Von Dipl.-Ing. F. Wintermeyer.
Die Entwicklung der Treppenaufzüge.
Unter Treppenaufzügen versteht man bekanntlich solche Aufzugs Vorrichtungen, die
eine durch eine mechanische Kraft in Bewegung versetzte Treppe bilden.
Sie haben ihre Entwicklung und Bedeutung zunächst in Amerika gefunden und fangen auch
jetzt an, bei uns in Deutschland in großen Warenhäusern und, dergl. sich
einzubürgern. Sie sind besonders dort am Platz, wo es gilt, einen breiten
Menschenstrom in kurzer Zeit von einem Stockwerk in ein höher gelegenes und
umgekehrt zu befördern. Nimmt man an, daß sich die Förderbahn mit der
Durchschnittsgeschwindigkeit eines Fußgängers bewegt, so können mit einem nur
mannsbreiten Förderband in einer Stunde hintereinander ungefähr 6000 Personen
befördert werden. Die Leistung eines derartigen Aufzuges ist also außerordentlich
groß.
Die einfachste Form eines Treppenaufzuges ist in Fig.
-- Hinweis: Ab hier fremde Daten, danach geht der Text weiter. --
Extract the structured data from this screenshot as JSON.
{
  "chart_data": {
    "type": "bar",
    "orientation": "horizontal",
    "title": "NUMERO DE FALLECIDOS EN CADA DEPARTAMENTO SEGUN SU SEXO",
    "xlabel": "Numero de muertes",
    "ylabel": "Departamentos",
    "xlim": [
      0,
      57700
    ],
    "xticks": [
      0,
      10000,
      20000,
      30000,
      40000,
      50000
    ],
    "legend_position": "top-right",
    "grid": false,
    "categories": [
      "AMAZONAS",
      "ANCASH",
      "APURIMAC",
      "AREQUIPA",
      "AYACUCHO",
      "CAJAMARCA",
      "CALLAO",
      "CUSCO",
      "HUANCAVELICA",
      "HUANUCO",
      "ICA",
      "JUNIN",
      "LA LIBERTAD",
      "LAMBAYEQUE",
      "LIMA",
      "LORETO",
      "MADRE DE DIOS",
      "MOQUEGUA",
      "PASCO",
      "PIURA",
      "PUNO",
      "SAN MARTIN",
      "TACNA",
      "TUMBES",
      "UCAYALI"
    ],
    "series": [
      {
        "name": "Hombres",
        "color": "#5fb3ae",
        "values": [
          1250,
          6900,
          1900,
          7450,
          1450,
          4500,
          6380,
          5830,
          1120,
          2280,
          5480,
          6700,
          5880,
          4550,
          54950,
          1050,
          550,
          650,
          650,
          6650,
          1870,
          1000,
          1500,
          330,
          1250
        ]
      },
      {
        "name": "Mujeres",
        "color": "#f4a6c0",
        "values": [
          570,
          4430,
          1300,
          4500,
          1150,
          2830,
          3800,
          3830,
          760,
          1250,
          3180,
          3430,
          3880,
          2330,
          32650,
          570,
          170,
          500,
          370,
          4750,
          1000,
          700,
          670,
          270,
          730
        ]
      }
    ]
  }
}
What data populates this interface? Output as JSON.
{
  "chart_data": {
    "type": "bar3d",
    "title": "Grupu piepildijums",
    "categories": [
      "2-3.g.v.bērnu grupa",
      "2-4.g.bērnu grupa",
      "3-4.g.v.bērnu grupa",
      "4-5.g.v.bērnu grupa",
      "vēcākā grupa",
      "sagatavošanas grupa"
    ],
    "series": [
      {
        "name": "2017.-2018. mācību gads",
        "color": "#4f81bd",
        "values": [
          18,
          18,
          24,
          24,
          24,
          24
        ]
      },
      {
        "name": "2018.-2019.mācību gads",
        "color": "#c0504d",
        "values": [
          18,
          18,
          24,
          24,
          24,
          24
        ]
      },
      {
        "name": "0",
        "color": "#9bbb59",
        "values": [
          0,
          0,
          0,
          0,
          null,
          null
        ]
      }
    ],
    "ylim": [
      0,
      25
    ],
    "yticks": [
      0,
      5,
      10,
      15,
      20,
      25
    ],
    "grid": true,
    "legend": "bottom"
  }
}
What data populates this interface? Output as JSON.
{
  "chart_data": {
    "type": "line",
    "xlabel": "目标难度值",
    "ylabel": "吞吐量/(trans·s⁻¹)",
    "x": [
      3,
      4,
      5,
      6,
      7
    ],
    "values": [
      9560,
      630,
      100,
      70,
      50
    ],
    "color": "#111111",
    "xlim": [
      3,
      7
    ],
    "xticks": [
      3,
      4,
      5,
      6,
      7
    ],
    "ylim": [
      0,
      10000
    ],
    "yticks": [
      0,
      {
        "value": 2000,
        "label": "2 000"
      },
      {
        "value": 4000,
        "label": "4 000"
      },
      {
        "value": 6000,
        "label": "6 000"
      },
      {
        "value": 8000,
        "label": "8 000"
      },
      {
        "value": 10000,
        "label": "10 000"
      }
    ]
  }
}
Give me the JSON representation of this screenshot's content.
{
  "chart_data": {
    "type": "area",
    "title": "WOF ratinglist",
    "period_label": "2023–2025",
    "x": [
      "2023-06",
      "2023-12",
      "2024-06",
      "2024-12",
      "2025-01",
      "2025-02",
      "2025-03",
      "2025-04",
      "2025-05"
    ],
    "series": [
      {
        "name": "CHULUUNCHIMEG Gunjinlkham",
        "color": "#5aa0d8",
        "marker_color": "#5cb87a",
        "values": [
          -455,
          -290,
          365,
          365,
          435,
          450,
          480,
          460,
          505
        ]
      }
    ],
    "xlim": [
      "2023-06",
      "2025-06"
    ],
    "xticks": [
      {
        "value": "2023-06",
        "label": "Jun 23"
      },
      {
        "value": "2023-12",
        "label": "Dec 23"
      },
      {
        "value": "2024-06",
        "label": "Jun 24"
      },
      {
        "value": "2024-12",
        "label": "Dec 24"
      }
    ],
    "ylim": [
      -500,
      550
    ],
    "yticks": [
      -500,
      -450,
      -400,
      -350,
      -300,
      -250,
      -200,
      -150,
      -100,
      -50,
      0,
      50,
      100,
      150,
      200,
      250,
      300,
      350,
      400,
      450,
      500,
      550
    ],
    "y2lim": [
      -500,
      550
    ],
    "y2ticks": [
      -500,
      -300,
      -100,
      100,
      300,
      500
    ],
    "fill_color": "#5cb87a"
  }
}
1 schematisch dargestellt. Hier ist zwischen den Podesten I und II, die in
verschiedenen Stockwerken liegen, ein endloses Band a
gespannt, das von der mit irgend einer Kraftquelle verbundenen Antriebstrommel b seine Bewegung empfängt und um die Führungstrommel
c geschlungen ist. Will nun eine Person von Podest
I nach Podest II
gelangen, so tritt sie auf das in Bewegung befindliche Band a und wird alsdann von demselben mit nach oben genommen, bis sie auf das
Podest II übertreten kann. Um ein Durchhängen des
Bandes auf der Tragseite zu verhüten, ist die Anwendung von Unterstützungsrollen d erforderlich.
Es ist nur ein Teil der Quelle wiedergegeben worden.